Полная версия
Колодец желаний
Я отнюдь не пытаюсь делать вид, будто призрачное присутствие не имело эффекта на мои нервы. Эффект был, да еще какой неприятный; я воздержался бы от слова «страх» – в данном случае оно слишком легковесно. Скорее я чувствовал, как мою душу омертвляет темная жуть, – причем, если уж быть точным, не в ту минуту, когда, собственно, и является Фрэнсис Гарт, а несколькими мгновениями ранее. Всепоглощающая, парализующая, эта жуть была всего лишь предвестницей неотвратимого. Однако к ней примешивалось и жгучее любопытство относительно природы потустороннего гостя, не отличимого внешне от живого человека, облекшегося в плоть, которая давным-давно стала прахом. Мой друг этих ощущений не разделял: привидение, снова завладевшее домом, беспокоило Хью Верралла не больше, чем оно досаждало его предкам в те дни, когда только-только обосновалось в Гарт-плейс.
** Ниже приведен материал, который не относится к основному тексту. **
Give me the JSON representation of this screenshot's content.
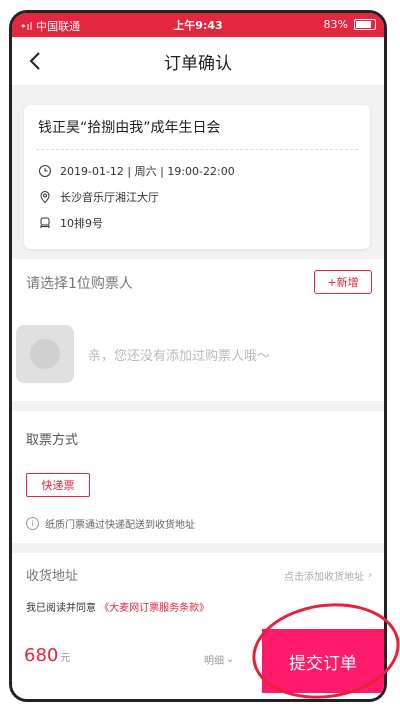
{
  "status_bar": {
    "carrier": "•ıl 中国联通",
    "time": "上午9:43",
    "battery": "83%"
  },
  "nav": {
    "title": "订单确认",
    "back_icon": "chevron-left-icon"
  },
  "event": {
    "name": "钱正昊“拾捌由我”成年生日会",
    "datetime": "2019-01-12 | 周六 | 19:00-22:00",
    "venue": "长沙音乐厅湘江大厅",
    "seat": "10排9号"
  },
  "buyer": {
    "title": "请选择1位购票人",
    "add_label": "+新增",
    "empty_message": "亲，您还没有添加过购票人哦～"
  },
  "pickup": {
    "title": "取票方式",
    "option_label": "快递票",
    "hint": "纸质门票通过快递配送到收货地址"
  },
  "address": {
    "title": "收货地址",
    "placeholder": "点击添加收货地址",
    "agree_prefix": "我已阅读并同意",
    "agree_link": "《大麦网订票服务条款》"
  },
  "footer": {
    "price": "680",
    "unit": "元",
    "detail_label": "明细",
    "submit_label": "提交订单"
  },
  "colors": {
    "brand": "#e4263f",
    "submit": "#ff1a6a",
    "annotation": "#e6213a"
  }
}
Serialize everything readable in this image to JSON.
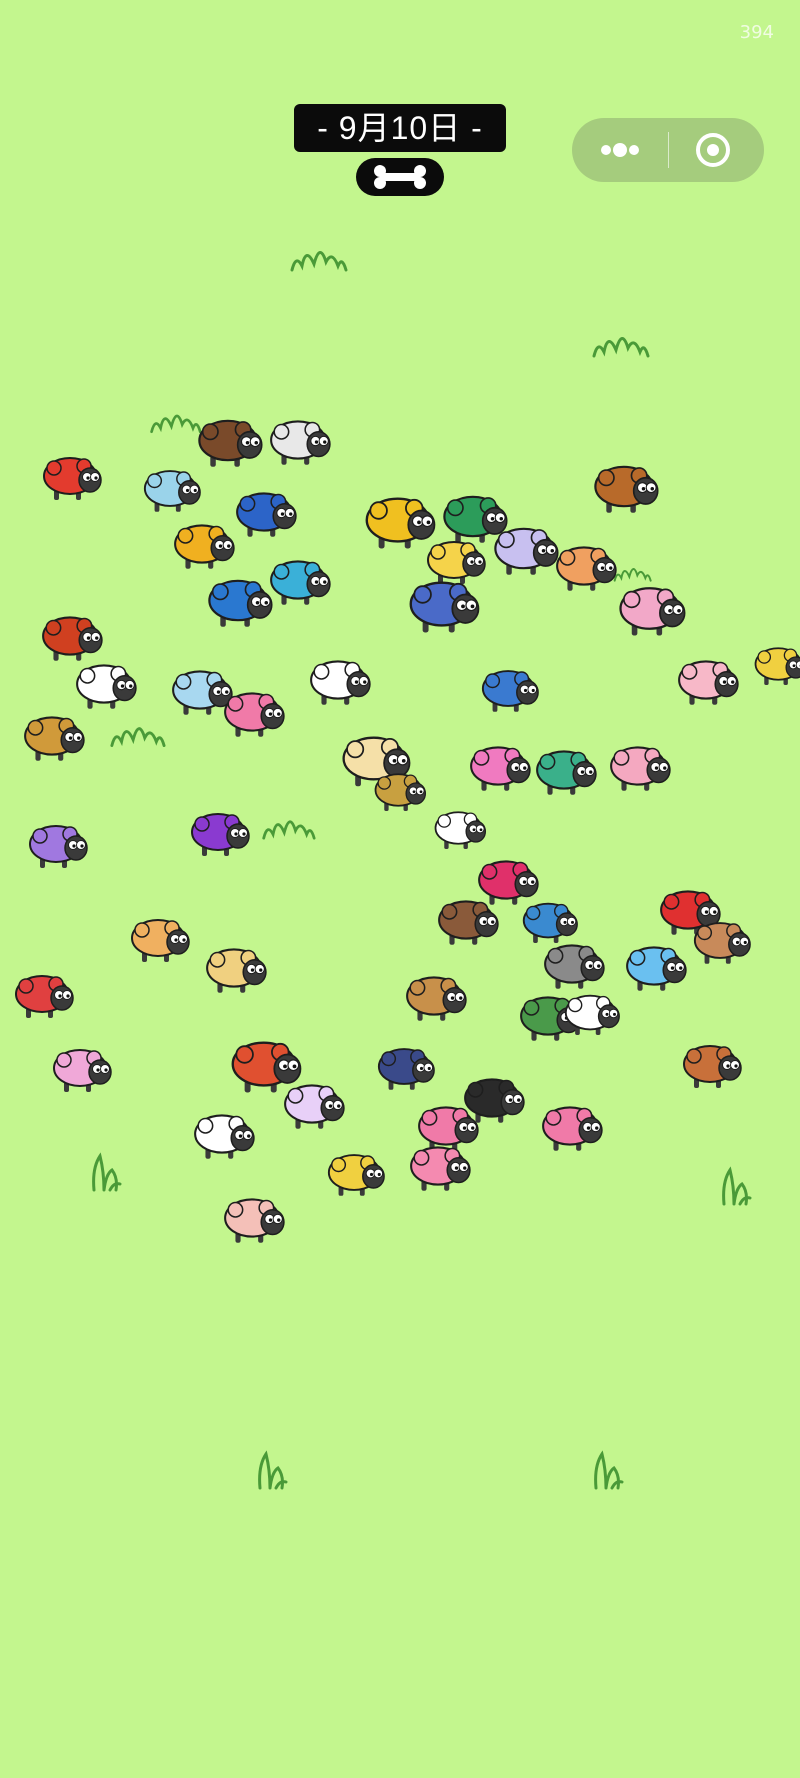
{
  "header": {
    "counter": "394",
    "date_label": "- 9月10日 -"
  },
  "capsule": {
    "more_icon": "more-dots-icon",
    "close_icon": "target-close-icon"
  },
  "colors": {
    "background": "#c3f68e",
    "grass_stroke": "#4a9a38",
    "banner": "#0b0b0b",
    "sheep_face": "#3a3a3a"
  },
  "sheep": [
    {
      "name": "alarm-clock",
      "color": "#e33b2e"
    },
    {
      "name": "pig-suitcase",
      "color": "#9ad3ea"
    },
    {
      "name": "waffle-cake",
      "color": "#7a4a2a"
    },
    {
      "name": "milk-can",
      "color": "#e8e8e8"
    },
    {
      "name": "treasure-chest",
      "color": "#b86a2a"
    },
    {
      "name": "excavator",
      "color": "#f0c020"
    },
    {
      "name": "subway-train",
      "color": "#2c9c5a"
    },
    {
      "name": "lavender-cloud",
      "color": "#c8c0f0"
    },
    {
      "name": "hamster",
      "color": "#f0a060"
    },
    {
      "name": "pink-elephant",
      "color": "#f2a8c8"
    },
    {
      "name": "camera",
      "color": "#2c64c8"
    },
    {
      "name": "honey-jar",
      "color": "#f0b020"
    },
    {
      "name": "popcorn-tub",
      "color": "#f5d34a"
    },
    {
      "name": "plaid-scarf",
      "color": "#4a6ac8"
    },
    {
      "name": "octopus",
      "color": "#3ab0d8"
    },
    {
      "name": "blue-whale",
      "color": "#2a78d0"
    },
    {
      "name": "warrior-helmet",
      "color": "#d04020"
    },
    {
      "name": "white-fluffy",
      "color": "#ffffff"
    },
    {
      "name": "blue-cloud",
      "color": "#a8d8f0"
    },
    {
      "name": "pink-fluffy",
      "color": "#f07aa8"
    },
    {
      "name": "cow-spots",
      "color": "#ffffff"
    },
    {
      "name": "wall-clock",
      "color": "#3a7ad0"
    },
    {
      "name": "pink-donkey",
      "color": "#f7b8c8"
    },
    {
      "name": "bee",
      "color": "#f0d040"
    },
    {
      "name": "lion-mane",
      "color": "#d09a3a"
    },
    {
      "name": "ice-cream-barrel",
      "color": "#f5e0a8"
    },
    {
      "name": "pretzel-shield",
      "color": "#c8a040"
    },
    {
      "name": "candy-jar",
      "color": "#f07ac0"
    },
    {
      "name": "green-machine",
      "color": "#3ab08a"
    },
    {
      "name": "pink-dotted",
      "color": "#f4a8c0"
    },
    {
      "name": "rainbow-headphones",
      "color": "#a078e0"
    },
    {
      "name": "grape-bunch",
      "color": "#8a3ad0"
    },
    {
      "name": "bunny-ears",
      "color": "#ffffff"
    },
    {
      "name": "dragon-fruit",
      "color": "#e0306a"
    },
    {
      "name": "deer-antlers",
      "color": "#8a5a3a"
    },
    {
      "name": "astronaut-helmet",
      "color": "#3a8ad0"
    },
    {
      "name": "koala",
      "color": "#8a8a8a"
    },
    {
      "name": "ladybug",
      "color": "#e03030"
    },
    {
      "name": "bubble-tea",
      "color": "#c88a5a"
    },
    {
      "name": "blue-fluffy",
      "color": "#6ac0f0"
    },
    {
      "name": "toast-bread",
      "color": "#f0b060"
    },
    {
      "name": "ramen-bowl",
      "color": "#f0d080"
    },
    {
      "name": "picnic-basket",
      "color": "#c8904a"
    },
    {
      "name": "forest-scene",
      "color": "#4a9a4a"
    },
    {
      "name": "sheep-char",
      "color": "#ffffff"
    },
    {
      "name": "burger",
      "color": "#c8703a"
    },
    {
      "name": "ferris-wheel",
      "color": "#e04040"
    },
    {
      "name": "unicorn-rainbow",
      "color": "#f0a8d8"
    },
    {
      "name": "fire-engine",
      "color": "#e05030"
    },
    {
      "name": "bandana-hat",
      "color": "#3a4a8a"
    },
    {
      "name": "unicorn-horn",
      "color": "#e8d0f8"
    },
    {
      "name": "gift-pink",
      "color": "#f07aa8"
    },
    {
      "name": "black-white-cat",
      "color": "#2a2a2a"
    },
    {
      "name": "flamingo-duck",
      "color": "#f07aa8"
    },
    {
      "name": "snowman",
      "color": "#ffffff"
    },
    {
      "name": "chick-hat",
      "color": "#f0d040"
    },
    {
      "name": "heart-pink",
      "color": "#f48ab0"
    },
    {
      "name": "seashell",
      "color": "#f4c0b8"
    }
  ]
}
– Вот что интересно, – произнес Хью, провожая меня домой, – у этого призрака, похоже, есть некий план; только какой? Буду держать тебя в курсе относительно его дальнейших действий.
С тех пор Фрэнсис Гарт сделался неотъемлемым атрибутом Гарт-плейс. Кое-кого он пугал, кое в ком возбуждал любопытство; вреда от него никому не было. В течение следующих лет пяти я регулярно гостил у Хью, и в каждый мой визит Фрэнсис Гарт являлся мне по крайней мере единожды. Неизменно явления предварялись жутью, описанной мною выше и не разделяемой ни самим Хью, ни его отцом. А потом мистер Верралл скоропостижно скончался. После похорон Хью приехал в Лондон ради встречи с юристами и улаживания дел, связанных с завещанием, и сообщил мне, что состояние покойного отца было отнюдь не столь солидно, как ему, Хью, представлялось, и что он теперь едва ли может себе позволить жить в Гарт-плейс. Хью решил запереть часть дома, максимально ужаться в расходах, но все-таки сохранить усадьбу.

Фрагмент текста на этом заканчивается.